Problem: I haven't find yet an analog multiplexer fast enough with a small parasitic resistance. Maybe the discrete MOSFET solution would be enough
3. use the clock signal to drive a switching circuit, built from MOSFETs or an analog multiplexer. The switching circuit would "chop" a continuous voltage (which is easy to adjust) thus the output level would be adjustable. Problem: I haven't find yet an analog multiplexer fast enough with a small parasitic resistance. Maybe the discrete MOSFET solution would be enough (did some quick simulation tests with a 2N7002A with promising results ... but I need to have a P-channel complementary to have a true switch).
How do you implement variable level with diode clipping?
You could get the continuously variable output level with a logic gate (buffer or inverter) supplied from a variable voltage.
To drive transmission lines, you want a good match to 50R to make the square edges look clean.
This can be done by always having some minimal attenuation to improve match.
Instead of MOSFETs and voltage switching, use bipolar transistors and current switching, or fast diodes and current switching. The output level is then set by the easy to control DC current source driving the emitters of the differential pair, or driving the diodes.
What's that AQY2B25X part? Is there a typo? Google returns literally nothing when doing exact match search.
(it's clear that it's some optical switch, I wanted to find its datasheet)
3. use the clock signal to drive a switching circuit, built from MOSFETs or an analog multiplexer. The switching circuit would "chop" a continuous voltage (which is easy to adjust) thus the output level would be adjustable. Problem: I haven't find yet an analog multiplexer fast enough with a small parasitic resistance.
Finally, here are the specifications I try to achieve:
- output frequency: 10 kHz (if needed I'm ready to start at 100kHz or even 1MHz) to 100 MHz (I can accept to go a bit lower, such as 80 or even 60 MHz if the signal gets to distorted).
Instead of MOSFETs and voltage switching, use bipolar transistors and current switching, or fast diodes and current switching. The output level is then set by the easy to control DC current source driving the emitters of the differential pair, or driving the diodes.
That's an interesting approach, it also looks like it was used in some pulse generators such as the Philips PM5715, which I borrowed the idea of chained attenuators in the output circuit. I may try it too.
Tektronix used it on most of their pulse generators.
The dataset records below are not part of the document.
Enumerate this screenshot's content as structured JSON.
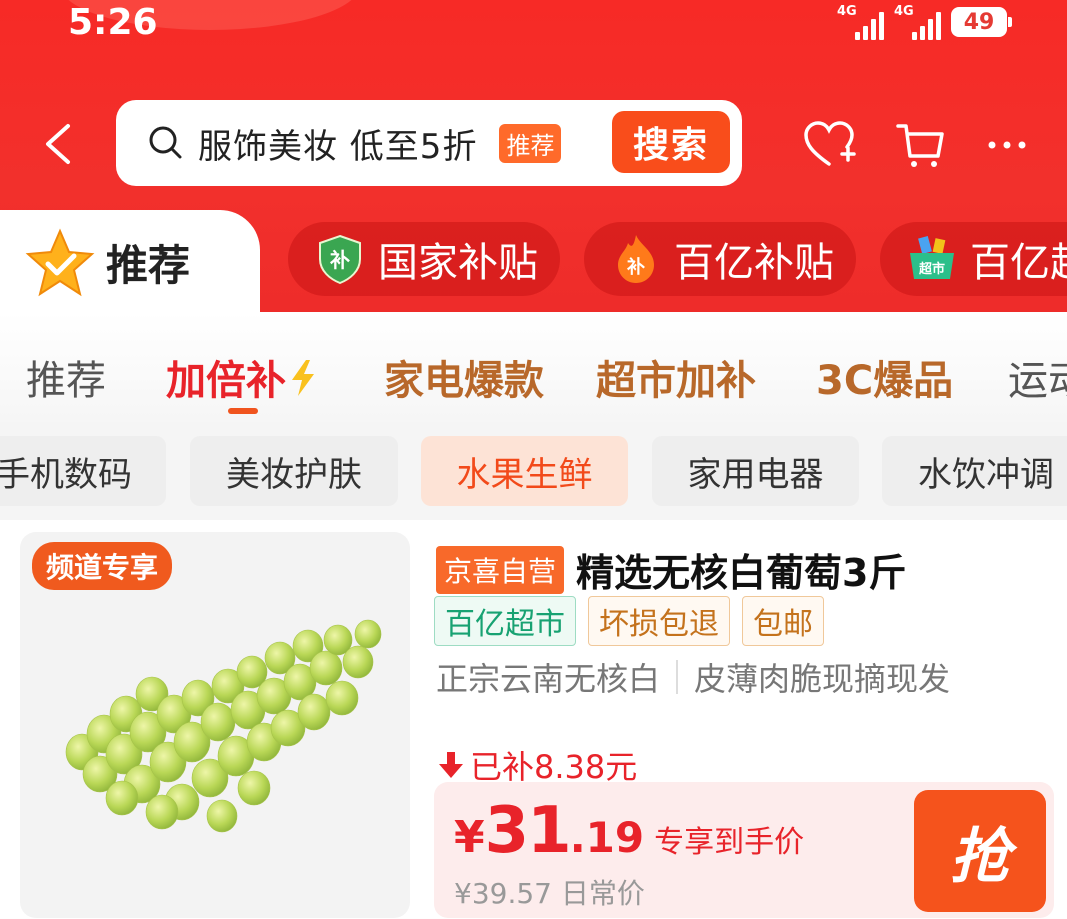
{
  "status_bar": {
    "time": "5:26",
    "network_1": "4G",
    "network_2": "4G",
    "battery": "49"
  },
  "search": {
    "placeholder": "服饰美妆 低至5折",
    "tag": "推荐",
    "button": "搜索"
  },
  "top_tabs": {
    "active": "推荐",
    "items": [
      {
        "label": "国家补贴",
        "icon": "shield-subsidy-icon",
        "icon_text": "补"
      },
      {
        "label": "百亿补贴",
        "icon": "flame-subsidy-icon",
        "icon_text": "补"
      },
      {
        "label": "百亿超",
        "icon": "supermarket-basket-icon",
        "icon_text": "超市"
      }
    ]
  },
  "sub_tabs": [
    "推荐",
    "加倍补",
    "家电爆款",
    "超市加补",
    "3C爆品",
    "运动"
  ],
  "categories": [
    "手机数码",
    "美妆护肤",
    "水果生鲜",
    "家用电器",
    "水饮冲调"
  ],
  "product": {
    "channel_badge": "频道专享",
    "self_label": "京喜自营",
    "name": "精选无核白葡萄3斤",
    "badges": [
      "百亿超市",
      "坏损包退",
      "包邮"
    ],
    "desc_1": "正宗云南无核白",
    "desc_2": "皮薄肉脆现摘现发",
    "subsidy": "已补8.38元",
    "price_symbol": "¥",
    "price_int": "31",
    "price_dec": ".19",
    "price_label": "专享到手价",
    "original_price": "¥39.57 日常价",
    "grab_button": "抢"
  },
  "colors": {
    "header_red": "#f72a26",
    "accent_orange": "#f5531c",
    "price_red": "#e8232a"
  }
}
They used the diode version for vertical channel switching in oscilloscopes which gives some idea of the potential performance.
Right now I'm still on the analog switch method (schematic attached) using SN74LVC1G3157 but I may look at the references suggested by PCB.Wiz.
By the way, will the switch mess up the op-amps output or something like that?
Right now I'm still on the analog switch method (schematic attached) using SN74LVC1G3157 but I may look at the references suggested by PCB.Wiz. By the way, will the switch mess up the op-amps output or something like that?
It doesn't look like it's worth using better op-amps to perform this function, so I'm gonna dig further the idea of the simple discrete BJT output circuit. I don't want my output level range ot be wide nor accurate; I'll use a more sophisticated pulse generator (I do have one already) driven by this circuit if I have special needs anyway. If I can achieve some control between ~1V up to 5V, mostly to cover most basic needs in the lab. I could maybe even ditch the DAC and use a more minimalistic approach, but this will be determined later.
I don't know much about LDOs and I'm kind of concerned about their output impedance/capacitance at high frequencies.
Since you want a square-wave output, is there any reason not to use the NL27WZ17, as I showed a few posts above, or the similar-performance SN74LVC2G04 Dual Inverter Gate? Feed the Vdd pin from a variable or selectable voltage (1.8V to 5V) and you get the square-wave amplitude you want. Add a series resistor to establish the 50 Ohm output impedance (I paralleled two buffers and output resistors to reduce the effect that any gate impedance variability had on output Z. I assume that the gate output Z will vary somewhat with Vdd, but unless you need high precision a compromise resistor value should work.
If you are driving the gate directly from the 3.3V Si5351 output you will want to add a buffer / translator to jack that signal level up to +5V before driving the NL27WZ17 (if that will be operating at +5V). The NL27WZ17 can accept +5V logic-level inputs even when running at Vdd = 1.6V.
Since you want a square-wave output, is there any reason not to use the NL27WZ17, as I showed a few posts above, or the similar-performance SN74LVC2G04 Dual Inverter Gate? Feed the Vdd pin from a variable or selectable voltage (1.8V to 5V) and you get the square-wave amplitude you want.
I'm not a fan of this method because I don't find it really proper. Output impedance and slew rates tend to vary quite drastically when changing the supply voltage of these chips as you said.